TLV

Testimonials

In Their Own Words…

 

“Actually she has not eaten.  The principal said, ‘She will eat lunch with the other students in the school.’  I was so happy.  They were taking care of me as if I am a part of them.”  Emanuel, about his and his daughter, Esther’s, treatment upon arriving with nothing at the Tel Aviv Yafo Foundation-supported Bialik-Rogozin School after his wife was shot and killed in South Africa.


 

 

We just had to find a safe place to stay… Here it is like all of the world coming together and there is peace.” 
Esther, about the Bialik-Rogozin School, which is featured in the 2011 Oscar-winning documentary Strangers No More.

 

 

 

Cafe Europa




“For us it is like a medicine.  We wait all week for Café Europa.”  Sappora, on a program the Tel Aviv Yafo Foundation supports at 4 different centers on Sunday evenings, where Holocaust survivors come to eat, joke, talk and dance. 

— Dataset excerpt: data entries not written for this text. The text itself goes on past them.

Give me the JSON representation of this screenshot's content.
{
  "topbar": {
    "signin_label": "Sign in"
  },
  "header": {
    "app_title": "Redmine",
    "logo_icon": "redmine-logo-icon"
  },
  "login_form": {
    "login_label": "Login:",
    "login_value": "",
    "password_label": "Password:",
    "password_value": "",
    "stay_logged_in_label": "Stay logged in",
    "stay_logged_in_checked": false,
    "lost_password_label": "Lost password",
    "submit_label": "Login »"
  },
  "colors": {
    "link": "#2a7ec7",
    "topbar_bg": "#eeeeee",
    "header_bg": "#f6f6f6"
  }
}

“It is my best day.”   Tomer says with tears in his eyes when learning that Tel Aviv Yafo Foundation will provide him with a scholarship towards his college degree.  He was formerly a Security Guard, worked towards his teaching certificate and is now working towards his degree but doesn't have the money for classes as he is supporting his mother, his family.

 

"She is not scared of me and all the time wants to be with me, not like others." Daniel, an autistic child, said about the goat he is feeding at a Tel Aviv Yafo Foundation-supported program providing animal therapy for children with special needs.




"This [senior center] is excellent because I am not alone like at home.  I come here every day and go to the gym here.Victoria, 92, born in Istanbul, on how she feels about the Gonda Senior Center, established through the Tel Aviv Yafo Foundation. 



“I feel like it is my home.  If I couldn’t come here I would have asked them to find me a place just like here.”  11-year old Zelicha says of the Home Environment Center she attends every day after school, established by the Tel Aviv Yafo Foundation.  Most children there come from single-parent dysfunctional families and the Home Environment Center is one of the only places they feel safe.